The PeakSeg R packages contain algorithms for inferring optimal segmentation models subject to the constraint that up changes must be followed by down changes, and vice versa. This ensures that the model can be interpreted in terms of peaks (after up changes) and background (after down changes).

  • PeakSegDP provides a heuristic quadratic time algorithm for computing models from 1 to S segments for a single sample. This was the original algorithm described in our ICML’15 paper, but it is neither fast nor optimal, so in practice we recommend to use our newer packages below instead.
  • PeakSegOptimal provides log-linear time algorithms for computing optimal models with multiple peaks for a single sample. arXiv:1703.03352
  • PeakSegDisk provides an on-disk implementation of optimal log-linear algorithms for computing multiple peaks in a single sample (same as PeakSegOptimal but works for much larger data sets because disk is used for storage instead of memory). arXiv:1810.00117
  • PeakSegJoint provides a fast heuristic algorithm for computing models with a single common peak in 0,…,S samples. arXiv:1506.01286
  • PeakSegPipeline provides a supervised machine learning pipeline for genome-wide peak calling in multiple samples and cell types, as described in our PSB’20 paper.


To support our Bioinformatics (2017) paper about a labeling method for supervised peak detection, we created the R package PeakError which computes the number of incorrect labels for a given set of predicted peaks.


To support our ICML’11 paper about the “clusterpath,” a convex formulation of hierarchical clustering, we created the clusterpath R package, available on R-Forge.


To support our paper about a Support Vector Machine (SVM) algorithm for ranking and comparing (in preparation, arXiv:1401.8008), we created the rankSVMcompare R package.
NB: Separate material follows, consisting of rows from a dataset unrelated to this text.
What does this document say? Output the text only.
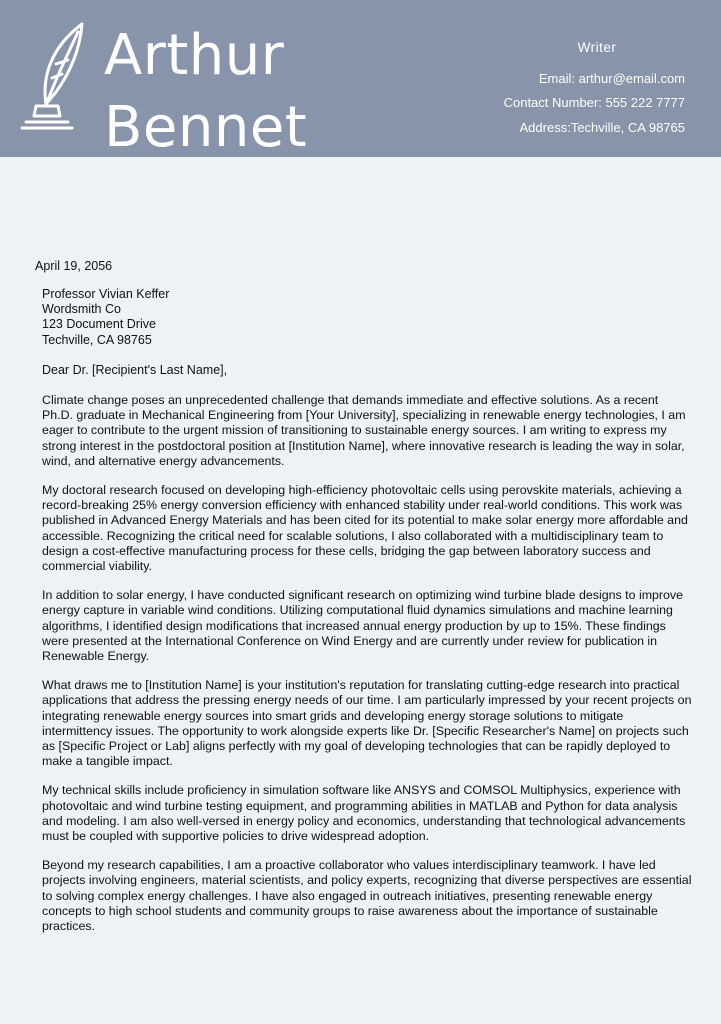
Arthur
Bennet
Writer
Email: arthur@email.com
Contact Number: 555 222 7777
Address:Techville, CA 98765
April 19, 2056
Professor Vivian Keffer
Wordsmith Co
123 Document Drive
Techville, CA 98765
Dear Dr. [Recipient's Last Name],

Climate change poses an unprecedented challenge that demands immediate and effective solutions. As a recent Ph.D. graduate in Mechanical Engineering from [Your University], specializing in renewable energy technologies, I am eager to contribute to the urgent mission of transitioning to sustainable energy sources. I am writing to express my strong interest in the postdoctoral position at [Institution Name], where innovative research is leading the way in solar, wind, and alternative energy advancements.

My doctoral research focused on developing high-efficiency photovoltaic cells using perovskite materials, achieving a record-breaking 25% energy conversion efficiency with enhanced stability under real-world conditions. This work was published in Advanced Energy Materials and has been cited for its potential to make solar energy more affordable and accessible. Recognizing the critical need for scalable solutions, I also collaborated with a multidisciplinary team to design a cost-effective manufacturing process for these cells, bridging the gap between laboratory success and commercial viability.

In addition to solar energy, I have conducted significant research on optimizing wind turbine blade designs to improve energy capture in variable wind conditions. Utilizing computational fluid dynamics simulations and machine learning algorithms, I identified design modifications that increased annual energy production by up to 15%. These findings were presented at the International Conference on Wind Energy and are currently under review for publication in Renewable Energy.

What draws me to [Institution Name] is your institution's reputation for translating cutting-edge research into practical applications that address the pressing energy needs of our time. I am particularly impressed by your recent projects on integrating renewable energy sources into smart grids and developing energy storage solutions to mitigate intermittency issues. The opportunity to work alongside experts like Dr. [Specific Researcher's Name] on projects such as [Specific Project or Lab] aligns perfectly with my goal of developing technologies that can be rapidly deployed to make a tangible impact.

My technical skills include proficiency in simulation software like ANSYS and COMSOL Multiphysics, experience with photovoltaic and wind turbine testing equipment, and programming abilities in MATLAB and Python for data analysis and modeling. I am also well-versed in energy policy and economics, understanding that technological advancements must be coupled with supportive policies to drive widespread adoption.

Beyond my research capabilities, I am a proactive collaborator who values interdisciplinary teamwork. I have led projects involving engineers, material scientists, and policy experts, recognizing that diverse perspectives are essential to solving complex energy challenges. I have also engaged in outreach initiatives, presenting renewable energy concepts to high school students and community groups to raise awareness about the importance of sustainable practices.
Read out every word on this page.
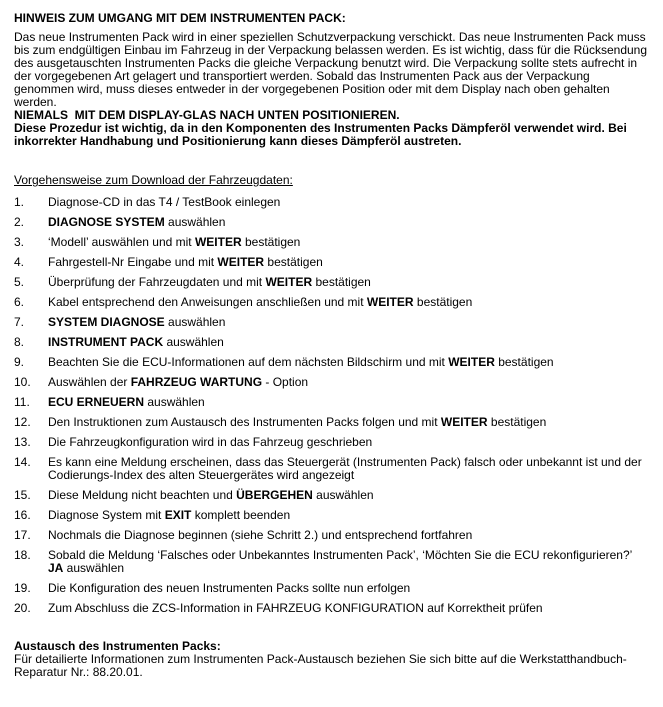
HINWEIS ZUM UMGANG MIT DEM INSTRUMENTEN PACK:

Das neue Instrumenten Pack wird in einer speziellen Schutzverpackung verschickt. Das neue Instrumenten Pack muss bis zum endgültigen Einbau im Fahrzeug in der Verpackung belassen werden. Es ist wichtig, dass für die Rücksendung des ausgetauschten Instrumenten Packs die gleiche Verpackung benutzt wird. Die Verpackung sollte stets aufrecht in der vorgegebenen Art gelagert und transportiert werden. Sobald das Instrumenten Pack aus der Verpackung genommen wird, muss dieses entweder in der vorgegebenen Position oder mit dem Display nach oben gehalten werden.

NIEMALS  MIT DEM DISPLAY-GLAS NACH UNTEN POSITIONIEREN.

Diese Prozedur ist wichtig, da in den Komponenten des Instrumenten Packs Dämpferöl verwendet wird. Bei inkorrekter Handhabung und Positionierung kann dieses Dämpferöl austreten.

Vorgehensweise zum Download der Fahrzeugdaten:

1.	Diagnose-CD in das T4 / TestBook einlegen
2.	DIAGNOSE SYSTEM auswählen
3.	‘Modell’ auswählen und mit WEITER bestätigen
4.	Fahrgestell-Nr Eingabe und mit WEITER bestätigen
5.	Überprüfung der Fahrzeugdaten und mit WEITER bestätigen
6.	Kabel entsprechend den Anweisungen anschließen und mit WEITER bestätigen
7.	SYSTEM DIAGNOSE auswählen
8.	INSTRUMENT PACK auswählen
9.	Beachten Sie die ECU-Informationen auf dem nächsten Bildschirm und mit WEITER bestätigen
10.	Auswählen der FAHRZEUG WARTUNG - Option
11.	ECU ERNEUERN auswählen
12.	Den Instruktionen zum Austausch des Instrumenten Packs folgen und mit WEITER bestätigen
13.	Die Fahrzeugkonfiguration wird in das Fahrzeug geschrieben
14.	Es kann eine Meldung erscheinen, dass das Steuergerät (Instrumenten Pack) falsch oder unbekannt ist und der Codierungs-Index des alten Steuergerätes wird angezeigt
15.	Diese Meldung nicht beachten und ÜBERGEHEN auswählen
16.	Diagnose System mit EXIT komplett beenden
17.	Nochmals die Diagnose beginnen (siehe Schritt 2.) und entsprechend fortfahren
18.	Sobald die Meldung ‘Falsches oder Unbekanntes Instrumenten Pack’, ‘Möchten Sie die ECU rekonfigurieren?’ JA auswählen
19.	Die Konfiguration des neuen Instrumenten Packs sollte nun erfolgen
20.	Zum Abschluss die ZCS-Information in FAHRZEUG KONFIGURATION auf Korrektheit prüfen

Austausch des Instrumenten Packs:

Für detailierte Informationen zum Instrumenten Pack-Austausch beziehen Sie sich bitte auf die Werkstatthandbuch-Reparatur Nr.: 88.20.01.
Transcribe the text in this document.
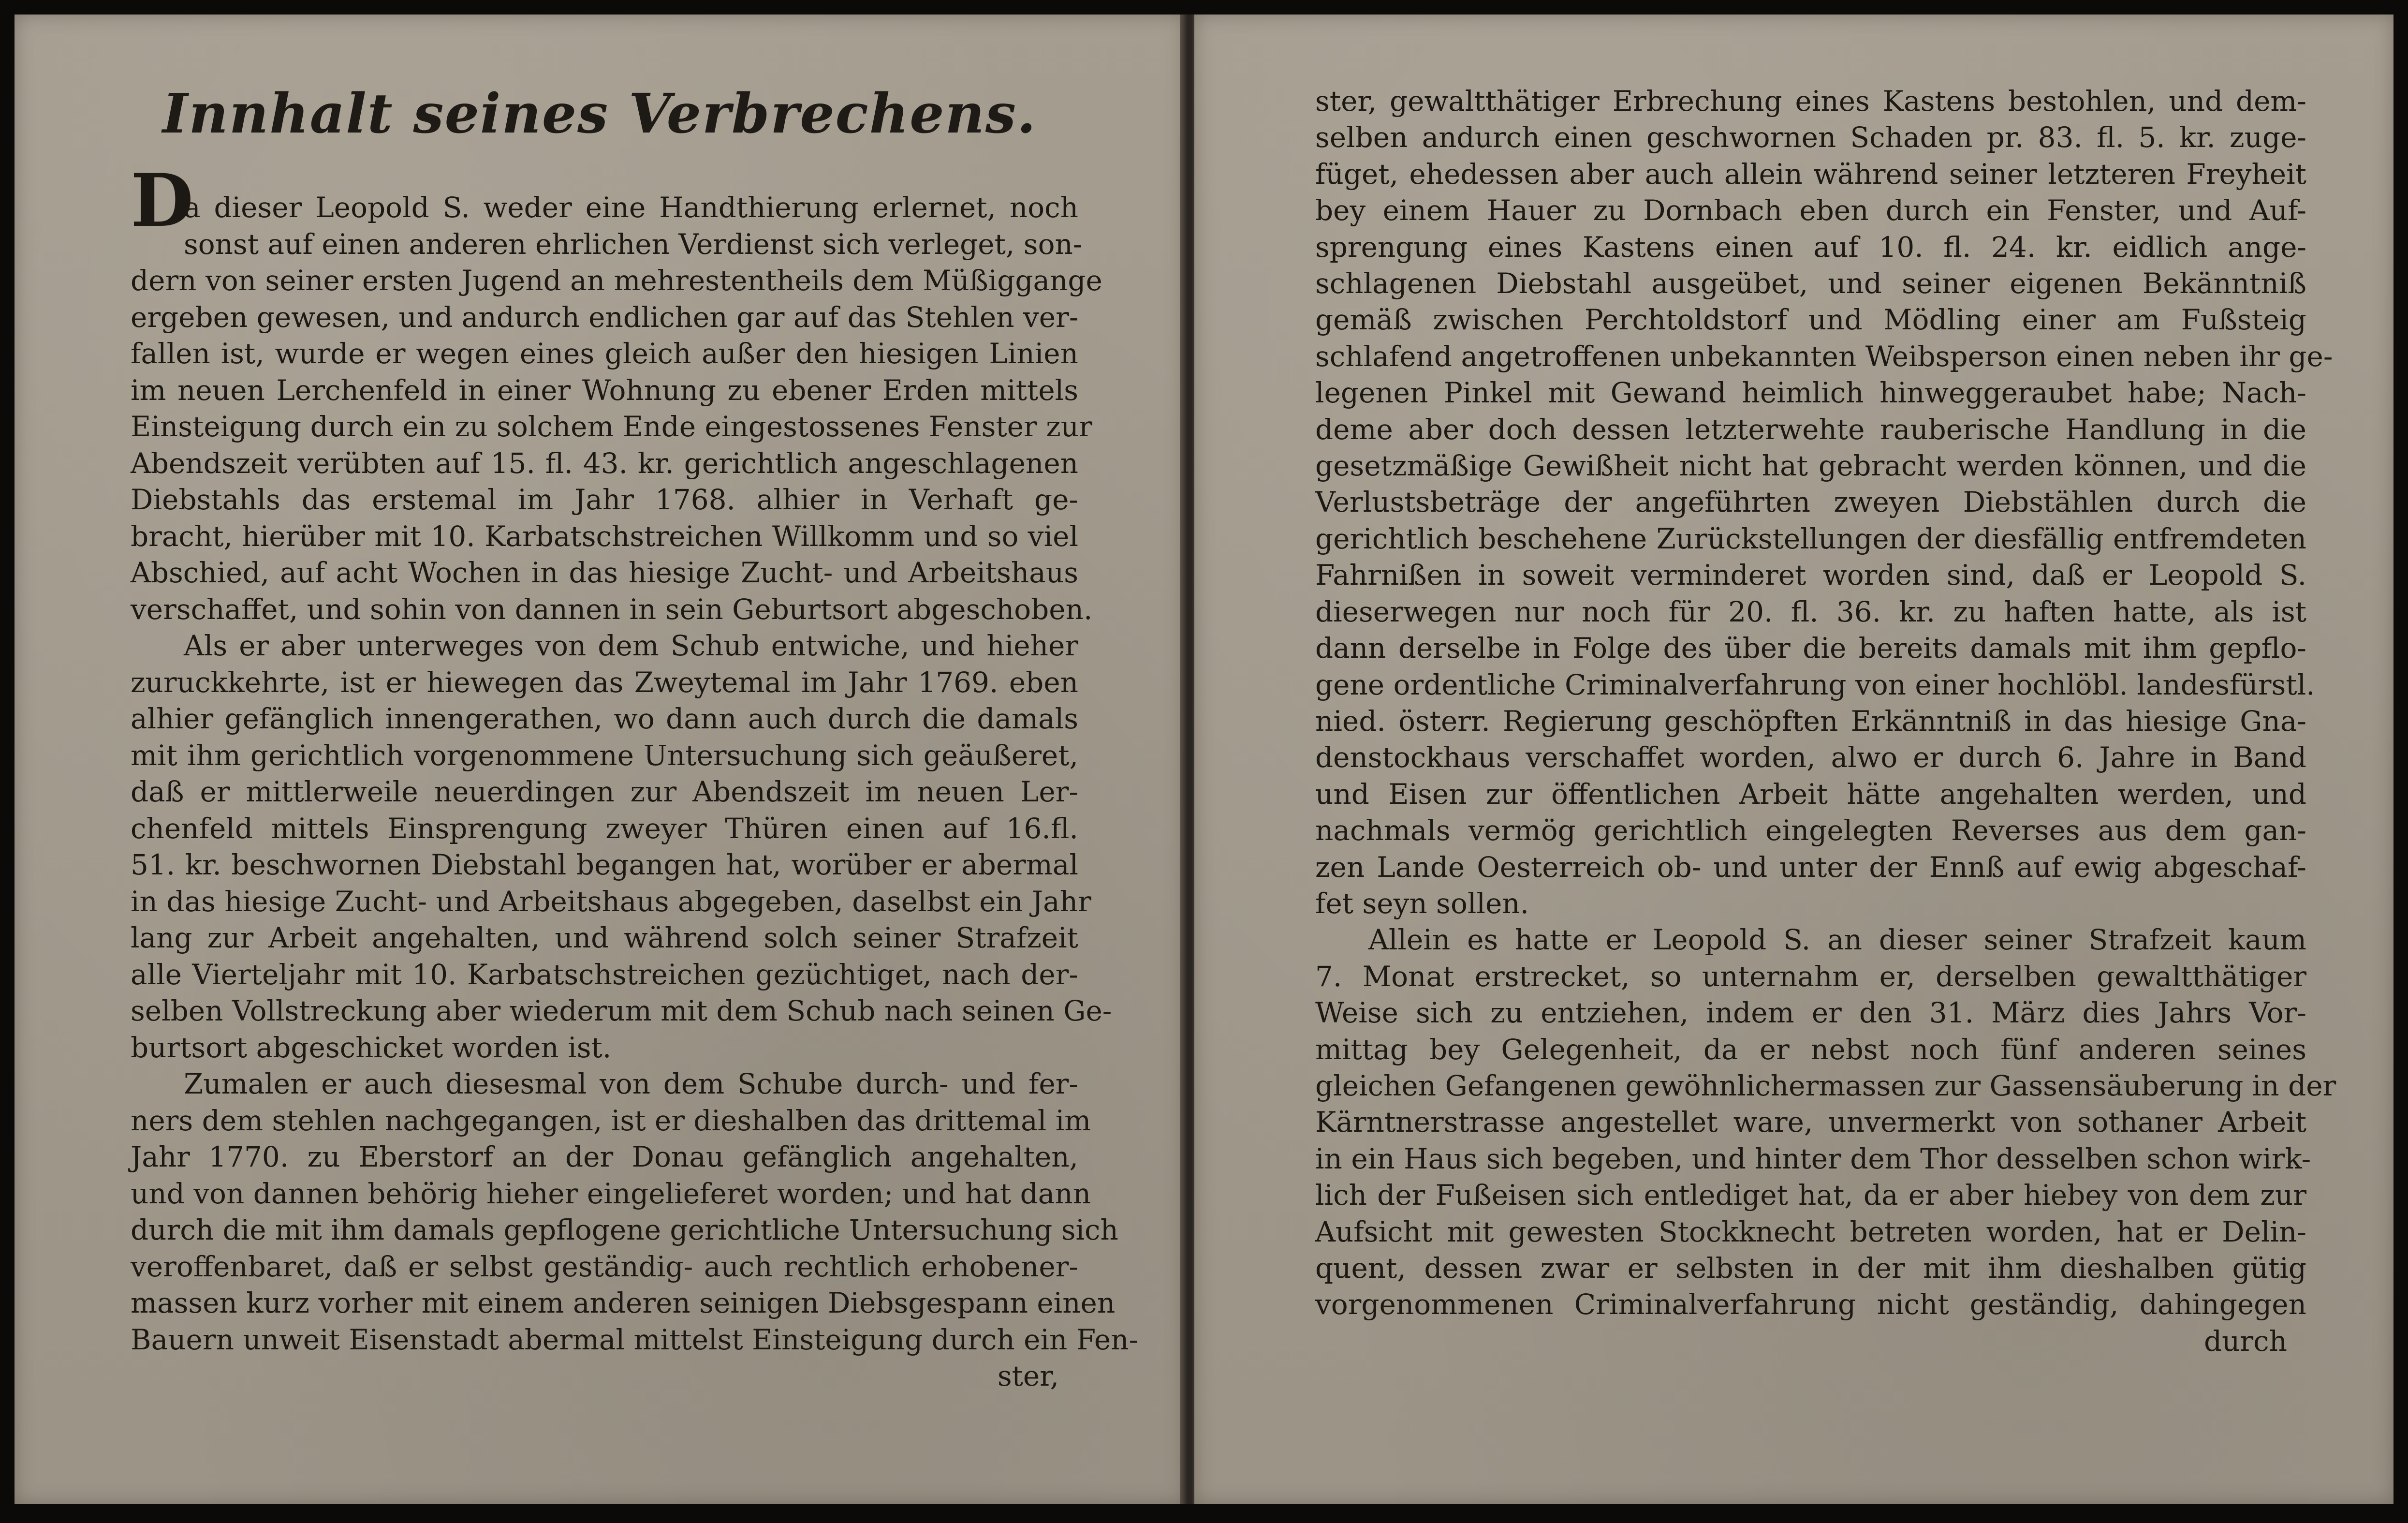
Innhalt seines Verbrechens.
Da dieser Leopold S. weder eine Handthierung erlernet, noch
sonst auf einen anderen ehrlichen Verdienst sich verleget, son-
dern von seiner ersten Jugend an mehrestentheils dem Müßiggange
ergeben gewesen, und andurch endlichen gar auf das Stehlen ver-
fallen ist, wurde er wegen eines gleich außer den hiesigen Linien
im neuen Lerchenfeld in einer Wohnung zu ebener Erden mittels
Einsteigung durch ein zu solchem Ende eingestossenes Fenster zur
Abendszeit verübten auf 15. fl. 43. kr. gerichtlich angeschlagenen
Diebstahls das erstemal im Jahr 1768. alhier in Verhaft ge-
bracht, hierüber mit 10. Karbatschstreichen Willkomm und so viel
Abschied, auf acht Wochen in das hiesige Zucht- und Arbeitshaus
verschaffet, und sohin von dannen in sein Geburtsort abgeschoben.
Als er aber unterweges von dem Schub entwiche, und hieher
zuruckkehrte, ist er hiewegen das Zweytemal im Jahr 1769. eben
alhier gefänglich innengerathen, wo dann auch durch die damals
mit ihm gerichtlich vorgenommene Untersuchung sich geäußeret,
daß er mittlerweile neuerdingen zur Abendszeit im neuen Ler-
chenfeld mittels Einsprengung zweyer Thüren einen auf 16.fl.
51. kr. beschwornen Diebstahl begangen hat, worüber er abermal
in das hiesige Zucht- und Arbeitshaus abgegeben, daselbst ein Jahr
lang zur Arbeit angehalten, und während solch seiner Strafzeit
alle Vierteljahr mit 10. Karbatschstreichen gezüchtiget, nach der-
selben Vollstreckung aber wiederum mit dem Schub nach seinen Ge-
burtsort abgeschicket worden ist.
Zumalen er auch diesesmal von dem Schube durch- und fer-
ners dem stehlen nachgegangen, ist er dieshalben das drittemal im
Jahr 1770. zu Eberstorf an der Donau gefänglich angehalten,
und von dannen behörig hieher eingelieferet worden; und hat dann
durch die mit ihm damals gepflogene gerichtliche Untersuchung sich
veroffenbaret, daß er selbst geständig- auch rechtlich erhobener-
massen kurz vorher mit einem anderen seinigen Diebsgespann einen
Bauern unweit Eisenstadt abermal mittelst Einsteigung durch ein Fen-
ster,
ster, gewaltthätiger Erbrechung eines Kastens bestohlen, und dem-
selben andurch einen geschwornen Schaden pr. 83. fl. 5. kr. zuge-
füget, ehedessen aber auch allein während seiner letzteren Freyheit
bey einem Hauer zu Dornbach eben durch ein Fenster, und Auf-
sprengung eines Kastens einen auf 10. fl. 24. kr. eidlich ange-
schlagenen Diebstahl ausgeübet, und seiner eigenen Bekänntniß
gemäß zwischen Perchtoldstorf und Mödling einer am Fußsteig
schlafend angetroffenen unbekannten Weibsperson einen neben ihr ge-
legenen Pinkel mit Gewand heimlich hinweggeraubet habe; Nach-
deme aber doch dessen letzterwehte rauberische Handlung in die
gesetzmäßige Gewißheit nicht hat gebracht werden können, und die
Verlustsbeträge der angeführten zweyen Diebstählen durch die
gerichtlich beschehene Zurückstellungen der diesfällig entfremdeten
Fahrnißen in soweit verminderet worden sind, daß er Leopold S.
dieserwegen nur noch für 20. fl. 36. kr. zu haften hatte, als ist
dann derselbe in Folge des über die bereits damals mit ihm gepflo-
gene ordentliche Criminalverfahrung von einer hochlöbl. landesfürstl.
nied. österr. Regierung geschöpften Erkänntniß in das hiesige Gna-
denstockhaus verschaffet worden, alwo er durch 6. Jahre in Band
und Eisen zur öffentlichen Arbeit hätte angehalten werden, und
nachmals vermög gerichtlich eingelegten Reverses aus dem gan-
zen Lande Oesterreich ob- und unter der Ennß auf ewig abgeschaf-
fet seyn sollen.
Allein es hatte er Leopold S. an dieser seiner Strafzeit kaum
7. Monat erstrecket, so unternahm er, derselben gewaltthätiger
Weise sich zu entziehen, indem er den 31. März dies Jahrs Vor-
mittag bey Gelegenheit, da er nebst noch fünf anderen seines
gleichen Gefangenen gewöhnlichermassen zur Gassensäuberung in der
Kärntnerstrasse angestellet ware, unvermerkt von sothaner Arbeit
in ein Haus sich begeben, und hinter dem Thor desselben schon wirk-
lich der Fußeisen sich entlediget hat, da er aber hiebey von dem zur
Aufsicht mit gewesten Stockknecht betreten worden, hat er Delin-
quent, dessen zwar er selbsten in der mit ihm dieshalben gütig
vorgenommenen Criminalverfahrung nicht geständig, dahingegen
durch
To support our JCGS paper about animated and interactive extensions to the grammar of graphics, and our useR2016 tutorial on interactive graphics, we created the animint R package.


To support our Statistics and Computing (2016) paper about a functional pruning optimal partitioning algorithm, we created the fpop R package.


To support our NeurIPS’17 paper about max margin interval trees, we created the mmit R package and Python module.


To support our ICML’13 paper and useR2017 tutorial about learning penalty functions for changepoint detection, we created the penaltyLearning R package.


To support our paper about elastic net regularized interval regression models (in preparation), we created the iregnet R package.


To support my poster “Adding direct labels to plots” which won Best Student Poster at useR 2011, we created the directlabels R package.


To support our Journal of Statistical Software (2013) paper about documentation generation for R, we created the inlinedocs R package.


To support our R Journal submission about R packages for regular expressions, we created the namedCapture R package.


To support our R Journal submission about data reshaping using regular expressions, we created nc, which is a redesign of our previous namedCapture package.